A view of Montreal from the Chalet du Mont Royal
Fantasia is a bar-raising exercise, re-invigorating for both cinema and the soul. Rather than seeing genre as a stale, reductive, box-checking device, it jumps on the back of it and uses those developed short-hands to keep the audience orientated and saddled in, whilst encouraging filmmakers to break new ground. Contrary to hearing proclamations everyday that cinema is on the wane (even dead), it’s safe to say that cinema is still very much alive, thanks to many unique, exciting and purposeful voices burgeoning.
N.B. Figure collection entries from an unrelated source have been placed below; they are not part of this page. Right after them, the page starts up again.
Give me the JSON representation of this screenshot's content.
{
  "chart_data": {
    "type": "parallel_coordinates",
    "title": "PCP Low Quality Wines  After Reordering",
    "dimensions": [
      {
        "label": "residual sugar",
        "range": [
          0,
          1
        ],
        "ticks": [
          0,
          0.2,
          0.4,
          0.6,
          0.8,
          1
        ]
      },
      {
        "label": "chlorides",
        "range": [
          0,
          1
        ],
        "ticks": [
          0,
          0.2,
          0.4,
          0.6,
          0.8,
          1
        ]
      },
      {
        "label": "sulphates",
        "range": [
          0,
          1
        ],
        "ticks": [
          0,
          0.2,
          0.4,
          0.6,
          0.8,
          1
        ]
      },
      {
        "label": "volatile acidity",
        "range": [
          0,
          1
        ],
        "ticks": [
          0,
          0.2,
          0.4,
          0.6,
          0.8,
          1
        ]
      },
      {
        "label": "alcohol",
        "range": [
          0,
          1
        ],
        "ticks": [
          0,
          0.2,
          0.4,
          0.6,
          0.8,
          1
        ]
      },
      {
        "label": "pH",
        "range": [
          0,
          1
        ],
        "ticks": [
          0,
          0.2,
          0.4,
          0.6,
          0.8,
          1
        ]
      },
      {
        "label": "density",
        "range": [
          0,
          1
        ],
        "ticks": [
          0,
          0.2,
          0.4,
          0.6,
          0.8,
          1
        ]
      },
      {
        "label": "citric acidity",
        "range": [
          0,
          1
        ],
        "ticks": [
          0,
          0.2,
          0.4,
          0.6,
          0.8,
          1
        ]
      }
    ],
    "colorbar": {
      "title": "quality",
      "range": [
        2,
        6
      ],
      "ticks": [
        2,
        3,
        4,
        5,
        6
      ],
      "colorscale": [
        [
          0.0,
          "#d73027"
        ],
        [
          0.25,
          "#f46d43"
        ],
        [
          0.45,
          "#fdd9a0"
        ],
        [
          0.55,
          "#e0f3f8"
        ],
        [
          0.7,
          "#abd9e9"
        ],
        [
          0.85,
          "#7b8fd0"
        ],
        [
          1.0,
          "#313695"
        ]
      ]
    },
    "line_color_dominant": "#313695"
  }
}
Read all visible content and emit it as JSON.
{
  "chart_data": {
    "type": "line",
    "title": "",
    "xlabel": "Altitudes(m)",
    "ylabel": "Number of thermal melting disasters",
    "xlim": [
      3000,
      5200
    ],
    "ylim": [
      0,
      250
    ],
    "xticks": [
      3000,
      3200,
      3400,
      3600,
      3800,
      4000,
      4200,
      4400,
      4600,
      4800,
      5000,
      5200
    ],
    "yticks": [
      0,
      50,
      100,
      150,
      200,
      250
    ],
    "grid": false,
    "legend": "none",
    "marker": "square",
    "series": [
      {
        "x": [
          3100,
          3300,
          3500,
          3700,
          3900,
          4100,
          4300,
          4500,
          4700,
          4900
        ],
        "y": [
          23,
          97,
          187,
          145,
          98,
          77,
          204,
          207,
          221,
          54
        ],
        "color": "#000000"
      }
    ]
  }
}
To recognise and identify this, requires the Mitch Davis mantra of cinema as a shared thrill-seeking discovery. And programming that compels people to say, “now that’s a film we have to see at the cinema”. It takes a rejection of quotas and demographic-centric models (or at least a sincere attempt to navigate them). And it takes more than an insurance policy of targeting an audience who just haven’t learned how to stream movies yet. Because that’s an audience that will eventually disappear.
It’s time to disturb the viewer, defy their expectations and positively influence their watching habits again. To surprise and antagonize them. To instill them with a belief that their life, or their outlook, could be somewhat affected, even enriched, by the film they’re about to see, and not to go in thinking they’re going to witness more of the same.
There is hope for a bright and exciting future ahead. Providing commissioners, programmers and critics start looking beyond the usual channels heavily relied upon by mainstream and independent cinema. It’s time to break out of the echo chamber and go snuffling for truffles. Going to Fantasia’s a good start.